Wenig Erbauliches von Radio Luxemburg (
Rs. C-191/19 v. 30.4.2020):
Gebucht war XRY-MAD-FRA mit einem längeren Layover in MAD. Die Fluggesellschaft buchte die Passagierin gegen deren Willen um auf einen späteren Zubringer nach MAD; der Flug nach FRA blieb wie gebucht und wurde pünktlich ausgeführt.
Für mich wäre das bis eben ein Fünfzeiler wegen IDB gewesen. Der EuGH aber macht nun so richtig ernst mit der "Gesamtheit der Flüge" bei Umsteigeverbindungen und sagt: Die Klägerin ist pünktlich angekommen, also gibt es keine Entschädigung.
Besonders hässlich ist daran, dass der EuGH - im Unterschied zum vorlegenden LG Frankfurt - offenbar davon ausgeht, dass eine Entschädigung wegen IDB nur in Betracht kommt, wenn der Passagier sich rechtzeitig zur Abfertigung einfindet. Das sieht der BGH bekanntlich anders (
X ZR 34/14 v. 17.3.2015: "vorweggenommene Beförderungsverweigerung"), weil er es völlig zurecht für unzumutbar hält, am Flughafen aufzulaufen, nur um sich ein "haha, nee" abzuholen. Erst vor kurzem habe ich mit diesem Ansatz noch einen Prozess gewonnen und frage mich, ob ich mit dem Urteil nun ein Stück Rechtsgeschichte in den Händen halte.
Klar, wer den Vergleich mit der Annullierung des Zubringers zieht, wird sagen: Dafür gibt es ebenfalls keine Entschädigung, wenn die Ankunft am Endziel in den Grenzen des Art. 5 bleibt. Aber die IDB-Entschädigung hatte für mich immer auch einen Strafcharakter. Gleichwohl wage ich die Prognose, dass wir uns darauf werden einstellen müssen, die Voraussetzungen für eine IDB-Entschädigung unter den weiteren Voraussetzungen der Art. 5 und 7 zu prüfen.

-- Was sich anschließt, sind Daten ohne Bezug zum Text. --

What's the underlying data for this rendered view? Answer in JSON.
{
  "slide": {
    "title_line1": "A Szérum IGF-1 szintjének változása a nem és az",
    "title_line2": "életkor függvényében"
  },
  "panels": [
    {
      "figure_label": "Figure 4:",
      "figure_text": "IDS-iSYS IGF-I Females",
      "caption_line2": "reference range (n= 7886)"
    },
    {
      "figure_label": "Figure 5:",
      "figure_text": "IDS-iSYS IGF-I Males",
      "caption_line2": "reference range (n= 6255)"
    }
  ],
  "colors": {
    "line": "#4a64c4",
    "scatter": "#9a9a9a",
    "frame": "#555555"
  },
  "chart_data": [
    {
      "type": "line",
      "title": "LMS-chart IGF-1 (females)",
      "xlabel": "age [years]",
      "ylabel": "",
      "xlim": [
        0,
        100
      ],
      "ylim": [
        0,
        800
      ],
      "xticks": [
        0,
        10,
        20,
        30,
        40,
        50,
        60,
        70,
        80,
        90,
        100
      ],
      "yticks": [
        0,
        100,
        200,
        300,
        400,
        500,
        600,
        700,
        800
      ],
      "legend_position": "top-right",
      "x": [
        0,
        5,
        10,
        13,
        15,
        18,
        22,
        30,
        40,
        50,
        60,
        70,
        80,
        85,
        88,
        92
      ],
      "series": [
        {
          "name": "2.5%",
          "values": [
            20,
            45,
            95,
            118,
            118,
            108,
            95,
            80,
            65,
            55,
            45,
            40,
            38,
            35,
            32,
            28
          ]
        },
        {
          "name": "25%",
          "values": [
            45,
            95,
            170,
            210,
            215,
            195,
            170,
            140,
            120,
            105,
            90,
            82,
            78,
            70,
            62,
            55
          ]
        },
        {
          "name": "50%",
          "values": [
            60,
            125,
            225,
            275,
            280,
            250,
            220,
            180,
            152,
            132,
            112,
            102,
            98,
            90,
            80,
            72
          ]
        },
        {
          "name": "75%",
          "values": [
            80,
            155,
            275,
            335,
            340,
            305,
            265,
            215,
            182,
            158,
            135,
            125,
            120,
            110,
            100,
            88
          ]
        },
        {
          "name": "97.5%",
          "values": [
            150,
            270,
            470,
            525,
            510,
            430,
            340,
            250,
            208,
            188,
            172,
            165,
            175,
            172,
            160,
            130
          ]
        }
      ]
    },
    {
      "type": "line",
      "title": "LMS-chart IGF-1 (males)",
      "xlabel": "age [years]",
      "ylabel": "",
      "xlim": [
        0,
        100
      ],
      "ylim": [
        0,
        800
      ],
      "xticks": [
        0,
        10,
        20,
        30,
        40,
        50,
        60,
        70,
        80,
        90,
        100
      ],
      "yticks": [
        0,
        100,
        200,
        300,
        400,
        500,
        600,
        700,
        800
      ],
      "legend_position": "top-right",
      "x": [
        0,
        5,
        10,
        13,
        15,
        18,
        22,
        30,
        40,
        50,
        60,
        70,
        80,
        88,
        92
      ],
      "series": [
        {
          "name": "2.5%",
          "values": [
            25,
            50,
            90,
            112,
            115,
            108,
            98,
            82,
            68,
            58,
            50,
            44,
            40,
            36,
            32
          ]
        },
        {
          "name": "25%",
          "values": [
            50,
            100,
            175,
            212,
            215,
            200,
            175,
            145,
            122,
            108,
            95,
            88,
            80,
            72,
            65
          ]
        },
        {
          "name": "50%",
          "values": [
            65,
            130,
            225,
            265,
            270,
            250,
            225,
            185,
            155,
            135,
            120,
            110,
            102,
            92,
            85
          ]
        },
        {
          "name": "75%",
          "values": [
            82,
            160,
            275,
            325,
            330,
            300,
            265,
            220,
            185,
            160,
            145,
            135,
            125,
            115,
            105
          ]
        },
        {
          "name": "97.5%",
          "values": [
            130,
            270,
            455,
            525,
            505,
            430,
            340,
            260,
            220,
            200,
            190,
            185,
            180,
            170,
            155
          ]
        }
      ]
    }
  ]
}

Etwas Positives findet sich vielleicht noch zur "Gesamtheit" der Flüge: Der EuGH nimmt sie in dem neuesten Urteil "für die Zwecke des in der Verordnung Nr. 261/2004 vorgesehenen Ausgleichsanspruchs von Fluggästen" an (Rn. 26). Hoffen wir, dass für die Anwendbarkeit der VO auch weiterhin der Abflug oder die Ankunft eines Teilfluges im Gebiet der EU genügt und dass nicht z.B. TLV-FRA-JFK aus der VO rausfliegt wie ein Nonstop-Flug.